The Central Bank of Nigeria (CBN) has lifted the ban on 43 food and non-food items previously restricted from accessing foreign exchange from the official window.
This was contained in a statement issued by its director of corporate communications, Isa AbdulMumin, on Thursday.
“Importers of all the 43 items previously restricted by the 2015 circular referenced TED/FEM/FPC/GEN/01/010 and its addendums are now allowed to purchase foreign exchange in the Nigerian Foreign Exchange Market,” the apex bank said in the statement.
The CBN statement failed to give reasons for lifting the FX restriction on the items.
The items hitherto banned from access FX are rice, cement, margarine, palm kernel, palm oil products, vegetable oils, meat and processed meat products, vegetables and processed vegetable products, poultry and processed poultry products, tinned fish in sauce (Geisha)/sardine, cold rolled steel sheets and galvanised steel sheets.

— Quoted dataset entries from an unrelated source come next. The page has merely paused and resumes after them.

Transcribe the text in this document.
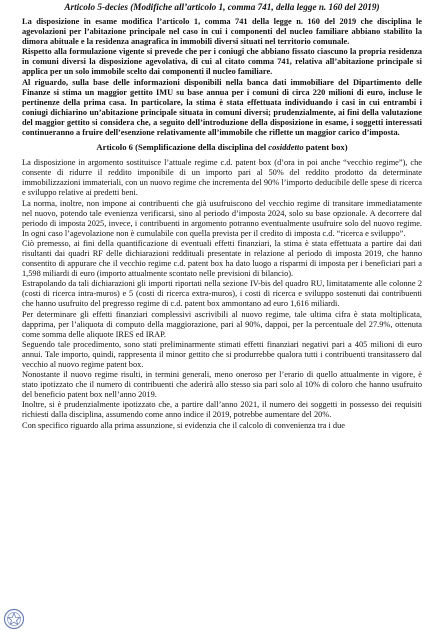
Articolo 5-decies (Modifiche all’articolo 1, comma 741, della legge n. 160 del 2019)

La disposizione in esame modifica l’articolo 1, comma 741 della legge n. 160 del 2019 che disciplina le agevolazioni per l’abitazione principale nel caso in cui i componenti del nucleo familiare abbiano stabilito la dimora abituale e la residenza anagrafica in immobili diversi situati nel territorio comunale.

Rispetto alla formulazione vigente si prevede che per i coniugi che abbiano fissato ciascuno la propria residenza in comuni diversi la disposizione agevolativa, di cui al citato comma 741, relativa all’abitazione principale si applica per un solo immobile scelto dai componenti il nucleo familiare.

Al riguardo, sulla base delle informazioni disponibili nella banca dati immobiliare del Dipartimento delle Finanze si stima un maggior gettito IMU su base annua per i comuni di circa 220 milioni di euro, incluse le pertinenze della prima casa. In particolare, la stima è stata effettuata individuando i casi in cui entrambi i coniugi dichiarino un’abitazione principale situata in comuni diversi; prudenzialmente, ai fini della valutazione del maggior gettito si considera che, a seguito dell’introduzione della disposizione in esame, i soggetti interessati continueranno a fruire dell’esenzione relativamente all’immobile che riflette un maggior carico d’imposta.

Articolo 6 (Semplificazione della disciplina del cosiddetto patent box)

La disposizione in argomento sostituisce l’attuale regime c.d. patent box (d’ora in poi anche “vecchio regime”), che consente di ridurre il reddito imponibile di un importo pari al 50% del reddito prodotto da determinate immobilizzazioni immateriali, con un nuovo regime che incrementa del 90% l’importo deducibile delle spese di ricerca e sviluppo relative ai predetti beni.

La norma, inoltre, non impone ai contribuenti che già usufruiscono del vecchio regime di transitare immediatamente nel nuovo, potendo tale evenienza verificarsi, sino al periodo d’imposta 2024, solo su base opzionale. A decorrere dal periodo di imposta 2025, invece, i contribuenti in argomento potranno eventualmente usufruire solo del nuovo regime. In ogni caso l’agevolazione non è cumulabile con quella prevista per il credito di imposta c.d. “ricerca e sviluppo”.

Ciò premesso, ai fini della quantificazione di eventuali effetti finanziari, la stima è stata effettuata a partire dai dati risultanti dai quadri RF delle dichiarazioni reddituali presentate in relazione al periodo di imposta 2019, che hanno consentito di appurare che il vecchio regime c.d. patent box ha dato luogo a risparmi di imposta per i beneficiari pari a 1,598 miliardi di euro (importo attualmente scontato nelle previsioni di bilancio).

Estrapolando da tali dichiarazioni gli importi riportati nella sezione IV-bis del quadro RU, limitatamente alle colonne 2 (costi di ricerca intra-muros) e 5 (costi di ricerca extra-muros), i costi di ricerca e sviluppo sostenuti dai contribuenti che hanno usufruito del pregresso regime di c.d. patent box ammontano ad euro 1,616 miliardi.

Per determinare gli effetti finanziari complessivi ascrivibili al nuovo regime, tale ultima cifra è stata moltiplicata, dapprima, per l’aliquota di computo della maggiorazione, pari al 90%, dappoi, per la percentuale del 27.9%, ottenuta come somma delle aliquote IRES ed IRAP.

Seguendo tale procedimento, sono stati preliminarmente stimati effetti finanziari negativi pari a 405 milioni di euro annui. Tale importo, quindi, rappresenta il minor gettito che si produrrebbe qualora tutti i contribuenti transitassero dal vecchio al nuovo regime patent box.

Nonostante il nuovo regime risulti, in termini generali, meno oneroso per l’erario di quello attualmente in vigore, è stato ipotizzato che il numero di contribuenti che aderirà allo stesso sia pari solo al 10% di coloro che hanno usufruito del beneficio patent box nell’anno 2019.

Inoltre, si è prudenzialmente ipotizzato che, a partire dall’anno 2021, il numero dei soggetti in possesso dei requisiti richiesti dalla disciplina, assumendo come anno indice il 2019, potrebbe aumentare del 20%.

Con specifico riguardo alla prima assunzione, si evidenzia che il calcolo di convenienza tra i due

Other items on the list include roofing sheets, wheelbarrows, head pans, metal boxes and containers, enamelware, steel drums, steel pipes, wire rods (deformed and not deformed), iron rods, reinforcing bars, wire mesh, steel nails, security and razor fencing and poles, wood particle boards and panels, wood fibreboards and panels, plywood boards and panels, wooden doors, toothpicks, glass and glassware and kitchen utensils.
Also on the list are tableware, tiles-vitrified and ceramic, gas cylinders, woven fabrics, clothes, plastic and rubber products, polypropylene granules, cellophane wrappers and bags, soap and cosmetics, tomatoes/tomato pastes and Eurobond/foreign currency bond/ share purchases.
Recall in June 2015, the CBN published a list of imported goods and services that will not be eligible for foreign exchange in the Nigerian foreign currency market through a circular. The list which was originally 41 was updated to include two more items.
The aim of imposing the foreign exchange restriction on the items was to encourage local production, sustain the stability of the naira and ensure the efficient utilisation of forex.